A novel Sm3+-doped Ca2InTaO6 (CITO:Sm3+) phosphor was produced through a high-temperature solid-state reaction. The Rietveld refinement of the CITO:Sm3+ phosphors were carried out, and its successful synthesis was demonstrated. The phosphor is a member of the Pnma space group (No.62) and features a double perovskite structure. The excitation spectrum of CITO:5 mol%Sm3+ revealed a suitable excitation at 407 nm. The emission spectrum exhibited four distinct peaks. The most intense emission peak is at 601 nm, attributed to the 4G5/2-6H7/2 radiative transition of Sm3+ ions. The emission spectra at different doping concentrations indicated the optical doping concentration of 5 mol%. Dipole-dipole interactions are the reason for the concentration quenching. The internal and external quantum efficiency of CITO:5 mol%Sm3+ is 73.52 % and 38.73 %, respectively. In the range of 300–480 K, CITO:5 mol%Sm3+ phosphor demonstrated high thermal stability and had almost no thermal quenching phenomenon. The CITO:5 mol%Sm3+ phosphor has an activation energy (Ea) of 0.289 eV. The electroluminescence spectra of the fabricated orange-red light-emitting diode (LED) can match the absorption spectra of PR, PFR, chlorophyll b, phycocyanin, and allophycocyanin.
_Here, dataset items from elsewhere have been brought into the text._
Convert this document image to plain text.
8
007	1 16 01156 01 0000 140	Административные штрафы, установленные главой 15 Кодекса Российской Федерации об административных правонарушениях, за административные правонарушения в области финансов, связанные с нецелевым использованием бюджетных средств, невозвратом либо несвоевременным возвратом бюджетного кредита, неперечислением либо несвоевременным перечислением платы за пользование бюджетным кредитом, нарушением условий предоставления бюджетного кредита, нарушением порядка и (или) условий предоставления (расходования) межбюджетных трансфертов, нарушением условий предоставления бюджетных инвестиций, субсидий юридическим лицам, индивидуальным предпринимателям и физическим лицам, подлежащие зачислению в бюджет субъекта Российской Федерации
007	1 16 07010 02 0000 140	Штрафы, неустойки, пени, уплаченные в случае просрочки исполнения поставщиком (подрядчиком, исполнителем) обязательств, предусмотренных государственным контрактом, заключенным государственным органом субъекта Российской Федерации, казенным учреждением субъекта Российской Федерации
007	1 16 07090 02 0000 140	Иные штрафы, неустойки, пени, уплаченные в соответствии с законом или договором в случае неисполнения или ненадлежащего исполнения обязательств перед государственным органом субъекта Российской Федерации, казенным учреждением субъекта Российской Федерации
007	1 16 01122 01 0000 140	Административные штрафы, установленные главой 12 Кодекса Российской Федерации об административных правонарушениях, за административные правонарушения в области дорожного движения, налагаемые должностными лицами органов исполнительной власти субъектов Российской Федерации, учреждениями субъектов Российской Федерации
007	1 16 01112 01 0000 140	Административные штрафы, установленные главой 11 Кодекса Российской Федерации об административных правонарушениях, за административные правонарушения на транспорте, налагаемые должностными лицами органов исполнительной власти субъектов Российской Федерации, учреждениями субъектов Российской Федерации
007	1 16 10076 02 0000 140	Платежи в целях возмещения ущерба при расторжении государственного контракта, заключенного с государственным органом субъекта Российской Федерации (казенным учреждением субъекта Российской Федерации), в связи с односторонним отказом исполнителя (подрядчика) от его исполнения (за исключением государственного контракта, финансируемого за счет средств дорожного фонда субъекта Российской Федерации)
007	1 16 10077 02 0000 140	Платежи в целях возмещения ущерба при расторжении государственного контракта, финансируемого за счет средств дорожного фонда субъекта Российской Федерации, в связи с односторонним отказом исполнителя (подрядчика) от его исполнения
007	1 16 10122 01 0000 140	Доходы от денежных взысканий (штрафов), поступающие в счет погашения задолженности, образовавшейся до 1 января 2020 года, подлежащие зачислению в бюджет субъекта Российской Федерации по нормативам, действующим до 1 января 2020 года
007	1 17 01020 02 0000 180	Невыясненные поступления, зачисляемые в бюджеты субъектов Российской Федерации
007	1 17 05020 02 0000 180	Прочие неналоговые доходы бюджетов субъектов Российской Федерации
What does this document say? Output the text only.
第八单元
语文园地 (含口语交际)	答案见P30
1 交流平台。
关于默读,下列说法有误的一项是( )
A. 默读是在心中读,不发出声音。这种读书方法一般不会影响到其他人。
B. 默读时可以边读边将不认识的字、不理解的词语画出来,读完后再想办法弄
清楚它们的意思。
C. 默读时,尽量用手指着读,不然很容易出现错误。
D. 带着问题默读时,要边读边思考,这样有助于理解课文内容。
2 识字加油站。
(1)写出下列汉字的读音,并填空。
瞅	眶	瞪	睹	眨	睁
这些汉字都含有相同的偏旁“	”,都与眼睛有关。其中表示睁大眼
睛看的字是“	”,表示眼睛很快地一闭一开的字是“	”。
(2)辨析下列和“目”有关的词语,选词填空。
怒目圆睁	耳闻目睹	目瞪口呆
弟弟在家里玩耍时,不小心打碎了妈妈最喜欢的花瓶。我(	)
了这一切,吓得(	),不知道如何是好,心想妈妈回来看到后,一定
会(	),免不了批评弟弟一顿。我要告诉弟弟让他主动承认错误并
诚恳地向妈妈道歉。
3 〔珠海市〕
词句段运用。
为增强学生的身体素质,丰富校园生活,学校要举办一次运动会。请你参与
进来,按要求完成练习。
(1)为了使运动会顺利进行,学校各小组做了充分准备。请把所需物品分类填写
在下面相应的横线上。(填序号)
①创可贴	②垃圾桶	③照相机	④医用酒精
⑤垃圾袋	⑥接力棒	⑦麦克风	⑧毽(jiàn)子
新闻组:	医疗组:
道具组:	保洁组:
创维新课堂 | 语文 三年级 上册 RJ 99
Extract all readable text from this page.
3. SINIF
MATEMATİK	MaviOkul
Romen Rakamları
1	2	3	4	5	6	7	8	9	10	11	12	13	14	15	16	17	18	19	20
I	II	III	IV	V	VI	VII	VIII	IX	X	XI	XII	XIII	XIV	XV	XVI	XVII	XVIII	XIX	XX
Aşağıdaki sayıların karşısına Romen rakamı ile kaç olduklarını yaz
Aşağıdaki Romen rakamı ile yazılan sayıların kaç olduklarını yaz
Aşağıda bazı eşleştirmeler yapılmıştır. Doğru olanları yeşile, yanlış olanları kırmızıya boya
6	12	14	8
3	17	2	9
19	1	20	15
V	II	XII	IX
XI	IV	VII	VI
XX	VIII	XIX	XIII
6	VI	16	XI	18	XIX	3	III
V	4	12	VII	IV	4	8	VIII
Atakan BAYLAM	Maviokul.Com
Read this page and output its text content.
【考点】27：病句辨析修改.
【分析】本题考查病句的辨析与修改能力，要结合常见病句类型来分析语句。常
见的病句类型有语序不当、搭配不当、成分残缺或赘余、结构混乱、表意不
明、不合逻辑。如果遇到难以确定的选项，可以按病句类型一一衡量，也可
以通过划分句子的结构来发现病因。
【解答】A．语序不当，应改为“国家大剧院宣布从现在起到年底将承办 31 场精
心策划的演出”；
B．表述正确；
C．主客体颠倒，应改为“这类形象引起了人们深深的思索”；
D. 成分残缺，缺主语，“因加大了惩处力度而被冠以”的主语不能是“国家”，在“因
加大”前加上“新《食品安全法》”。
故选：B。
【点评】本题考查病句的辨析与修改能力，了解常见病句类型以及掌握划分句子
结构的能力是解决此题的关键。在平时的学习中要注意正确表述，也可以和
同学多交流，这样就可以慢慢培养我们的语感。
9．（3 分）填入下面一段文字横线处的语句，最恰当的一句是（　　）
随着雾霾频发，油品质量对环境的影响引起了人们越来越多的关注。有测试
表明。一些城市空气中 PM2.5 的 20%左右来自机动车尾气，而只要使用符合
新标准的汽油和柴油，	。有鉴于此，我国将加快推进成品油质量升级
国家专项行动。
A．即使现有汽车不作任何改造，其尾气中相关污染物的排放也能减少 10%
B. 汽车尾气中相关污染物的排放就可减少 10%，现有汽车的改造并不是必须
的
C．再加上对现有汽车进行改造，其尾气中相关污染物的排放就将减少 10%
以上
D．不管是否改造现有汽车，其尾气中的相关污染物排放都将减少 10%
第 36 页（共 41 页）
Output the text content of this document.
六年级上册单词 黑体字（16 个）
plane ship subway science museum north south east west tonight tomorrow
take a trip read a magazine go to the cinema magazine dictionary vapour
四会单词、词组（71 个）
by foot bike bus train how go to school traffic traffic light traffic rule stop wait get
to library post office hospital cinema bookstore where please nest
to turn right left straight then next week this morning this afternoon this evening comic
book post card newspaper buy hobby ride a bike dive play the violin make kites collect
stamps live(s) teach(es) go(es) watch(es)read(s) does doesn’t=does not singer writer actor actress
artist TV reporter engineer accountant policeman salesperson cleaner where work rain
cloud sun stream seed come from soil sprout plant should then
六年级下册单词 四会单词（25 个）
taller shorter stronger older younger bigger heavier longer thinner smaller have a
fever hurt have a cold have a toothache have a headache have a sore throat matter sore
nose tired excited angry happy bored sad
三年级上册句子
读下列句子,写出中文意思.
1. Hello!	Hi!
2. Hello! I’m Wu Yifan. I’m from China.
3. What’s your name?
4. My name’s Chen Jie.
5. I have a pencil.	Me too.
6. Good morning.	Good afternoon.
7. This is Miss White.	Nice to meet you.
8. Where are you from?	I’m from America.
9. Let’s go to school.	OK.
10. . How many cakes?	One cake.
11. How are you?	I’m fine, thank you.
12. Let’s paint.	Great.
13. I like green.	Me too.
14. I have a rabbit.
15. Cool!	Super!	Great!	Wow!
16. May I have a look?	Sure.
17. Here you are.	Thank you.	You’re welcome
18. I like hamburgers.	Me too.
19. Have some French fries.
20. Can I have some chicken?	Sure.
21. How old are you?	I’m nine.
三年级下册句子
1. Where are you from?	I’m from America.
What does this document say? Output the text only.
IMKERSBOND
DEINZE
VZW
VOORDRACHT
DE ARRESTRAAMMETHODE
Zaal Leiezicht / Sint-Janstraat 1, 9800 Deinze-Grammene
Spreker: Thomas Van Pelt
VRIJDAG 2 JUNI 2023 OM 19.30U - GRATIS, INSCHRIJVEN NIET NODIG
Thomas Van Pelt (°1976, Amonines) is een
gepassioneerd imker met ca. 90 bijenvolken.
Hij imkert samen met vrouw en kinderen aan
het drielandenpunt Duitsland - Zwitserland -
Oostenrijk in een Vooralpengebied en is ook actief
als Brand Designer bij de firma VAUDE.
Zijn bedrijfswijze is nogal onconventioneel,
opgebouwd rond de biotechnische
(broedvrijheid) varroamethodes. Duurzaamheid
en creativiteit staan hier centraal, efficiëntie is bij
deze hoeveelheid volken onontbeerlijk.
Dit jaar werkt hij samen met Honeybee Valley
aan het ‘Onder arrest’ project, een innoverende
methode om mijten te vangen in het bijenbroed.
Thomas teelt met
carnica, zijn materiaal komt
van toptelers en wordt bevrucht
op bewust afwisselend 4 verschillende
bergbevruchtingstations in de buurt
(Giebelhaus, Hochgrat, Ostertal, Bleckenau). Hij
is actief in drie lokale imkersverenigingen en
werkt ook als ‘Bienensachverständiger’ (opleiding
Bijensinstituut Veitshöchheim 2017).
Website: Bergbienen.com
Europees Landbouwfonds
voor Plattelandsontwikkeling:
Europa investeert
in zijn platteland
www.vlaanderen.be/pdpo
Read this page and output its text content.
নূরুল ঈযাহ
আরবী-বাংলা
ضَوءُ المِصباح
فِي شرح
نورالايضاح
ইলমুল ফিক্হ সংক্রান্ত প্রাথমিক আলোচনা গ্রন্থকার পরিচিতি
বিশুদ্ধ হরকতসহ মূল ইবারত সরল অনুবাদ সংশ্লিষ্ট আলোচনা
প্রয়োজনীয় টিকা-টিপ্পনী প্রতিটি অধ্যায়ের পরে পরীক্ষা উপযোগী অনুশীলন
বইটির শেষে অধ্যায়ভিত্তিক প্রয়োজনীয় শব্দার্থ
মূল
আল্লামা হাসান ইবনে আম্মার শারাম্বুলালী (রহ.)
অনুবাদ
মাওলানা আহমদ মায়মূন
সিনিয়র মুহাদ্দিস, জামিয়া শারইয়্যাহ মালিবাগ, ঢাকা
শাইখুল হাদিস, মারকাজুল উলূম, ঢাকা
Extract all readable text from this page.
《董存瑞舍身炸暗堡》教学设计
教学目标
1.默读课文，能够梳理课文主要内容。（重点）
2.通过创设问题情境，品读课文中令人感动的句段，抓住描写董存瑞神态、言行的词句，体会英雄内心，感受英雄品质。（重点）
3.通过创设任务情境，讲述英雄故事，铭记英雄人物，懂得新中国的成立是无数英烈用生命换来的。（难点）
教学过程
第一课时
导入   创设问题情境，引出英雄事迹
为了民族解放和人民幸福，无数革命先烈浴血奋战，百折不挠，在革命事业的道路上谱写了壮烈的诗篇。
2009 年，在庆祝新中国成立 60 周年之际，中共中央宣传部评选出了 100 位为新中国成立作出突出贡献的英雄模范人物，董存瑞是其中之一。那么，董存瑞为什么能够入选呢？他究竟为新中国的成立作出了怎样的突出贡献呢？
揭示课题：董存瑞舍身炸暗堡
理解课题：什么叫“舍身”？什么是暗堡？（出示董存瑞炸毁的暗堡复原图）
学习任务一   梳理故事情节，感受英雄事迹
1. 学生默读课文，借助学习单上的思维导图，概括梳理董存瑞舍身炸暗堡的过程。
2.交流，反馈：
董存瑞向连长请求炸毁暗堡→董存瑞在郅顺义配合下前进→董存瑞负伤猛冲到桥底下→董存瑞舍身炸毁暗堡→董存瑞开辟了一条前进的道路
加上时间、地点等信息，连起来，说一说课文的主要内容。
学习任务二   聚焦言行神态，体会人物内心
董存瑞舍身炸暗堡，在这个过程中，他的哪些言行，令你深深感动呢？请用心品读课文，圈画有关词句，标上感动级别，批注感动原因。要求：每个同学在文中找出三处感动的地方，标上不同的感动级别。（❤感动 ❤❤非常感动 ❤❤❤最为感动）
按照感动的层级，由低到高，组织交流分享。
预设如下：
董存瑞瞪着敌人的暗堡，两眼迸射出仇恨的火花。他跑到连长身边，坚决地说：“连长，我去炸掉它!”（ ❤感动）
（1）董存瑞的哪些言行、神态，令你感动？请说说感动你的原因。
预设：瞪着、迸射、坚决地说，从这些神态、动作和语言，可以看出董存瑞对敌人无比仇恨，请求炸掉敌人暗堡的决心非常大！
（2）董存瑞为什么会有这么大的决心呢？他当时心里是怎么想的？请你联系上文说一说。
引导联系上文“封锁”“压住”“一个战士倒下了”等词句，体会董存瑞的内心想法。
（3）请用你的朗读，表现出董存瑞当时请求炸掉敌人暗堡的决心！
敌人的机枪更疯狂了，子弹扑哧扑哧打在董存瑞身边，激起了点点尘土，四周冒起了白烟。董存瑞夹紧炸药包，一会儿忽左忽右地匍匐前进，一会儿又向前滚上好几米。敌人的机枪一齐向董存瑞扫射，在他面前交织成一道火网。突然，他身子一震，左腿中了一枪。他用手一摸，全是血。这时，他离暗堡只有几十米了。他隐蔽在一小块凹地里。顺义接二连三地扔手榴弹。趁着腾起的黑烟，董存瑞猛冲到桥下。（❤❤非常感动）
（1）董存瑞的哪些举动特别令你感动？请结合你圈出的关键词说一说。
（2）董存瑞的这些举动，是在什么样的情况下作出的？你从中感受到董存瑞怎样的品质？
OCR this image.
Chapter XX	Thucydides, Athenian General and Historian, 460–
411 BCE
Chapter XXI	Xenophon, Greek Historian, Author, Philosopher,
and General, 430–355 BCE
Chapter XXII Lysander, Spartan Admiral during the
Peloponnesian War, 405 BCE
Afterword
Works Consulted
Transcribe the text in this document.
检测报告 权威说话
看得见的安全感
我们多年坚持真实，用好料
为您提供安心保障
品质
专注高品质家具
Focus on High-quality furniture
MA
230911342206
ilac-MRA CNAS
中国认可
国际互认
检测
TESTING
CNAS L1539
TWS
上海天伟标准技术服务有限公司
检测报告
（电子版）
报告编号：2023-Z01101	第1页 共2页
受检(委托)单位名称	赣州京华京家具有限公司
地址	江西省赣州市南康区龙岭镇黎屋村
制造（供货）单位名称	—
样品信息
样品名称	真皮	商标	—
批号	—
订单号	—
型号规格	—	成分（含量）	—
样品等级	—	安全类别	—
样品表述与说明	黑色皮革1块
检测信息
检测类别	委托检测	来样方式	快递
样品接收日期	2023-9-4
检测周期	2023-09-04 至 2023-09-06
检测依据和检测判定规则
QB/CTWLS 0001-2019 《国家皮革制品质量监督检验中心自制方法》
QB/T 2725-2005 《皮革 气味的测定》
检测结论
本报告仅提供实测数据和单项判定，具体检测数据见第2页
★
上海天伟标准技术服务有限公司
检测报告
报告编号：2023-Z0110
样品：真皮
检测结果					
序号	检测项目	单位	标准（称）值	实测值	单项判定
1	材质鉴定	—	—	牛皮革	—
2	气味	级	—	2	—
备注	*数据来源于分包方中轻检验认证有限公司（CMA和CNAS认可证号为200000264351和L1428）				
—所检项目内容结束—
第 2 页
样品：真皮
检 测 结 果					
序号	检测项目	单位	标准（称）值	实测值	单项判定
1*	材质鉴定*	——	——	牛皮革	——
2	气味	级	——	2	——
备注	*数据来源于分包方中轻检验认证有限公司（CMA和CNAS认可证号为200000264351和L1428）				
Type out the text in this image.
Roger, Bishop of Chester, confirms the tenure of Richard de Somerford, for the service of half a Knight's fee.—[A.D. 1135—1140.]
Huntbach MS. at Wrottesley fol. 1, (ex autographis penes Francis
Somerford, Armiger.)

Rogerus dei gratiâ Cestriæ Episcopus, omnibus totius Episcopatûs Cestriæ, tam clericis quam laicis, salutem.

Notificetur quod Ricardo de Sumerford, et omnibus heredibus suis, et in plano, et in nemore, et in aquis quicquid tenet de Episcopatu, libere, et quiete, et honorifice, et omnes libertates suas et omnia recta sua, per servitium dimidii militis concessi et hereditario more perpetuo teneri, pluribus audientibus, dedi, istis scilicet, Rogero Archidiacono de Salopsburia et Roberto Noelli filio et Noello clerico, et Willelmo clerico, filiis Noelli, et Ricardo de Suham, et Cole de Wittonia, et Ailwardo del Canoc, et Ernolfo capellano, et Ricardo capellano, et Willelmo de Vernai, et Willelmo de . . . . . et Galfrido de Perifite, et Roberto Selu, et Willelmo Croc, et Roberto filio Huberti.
The white LED (w-LED) prepared with this phosphor has Commission Internationale de l'Eclairage (CIE) chromaticity coordinates of (0.339, 0.331) and a correlated color temperature of 5184 K, as well as an excellent color rendering index (Ra = 94). These indicate the promising usage of CITO:Sm3+ in plant-growth and w-LED illumination.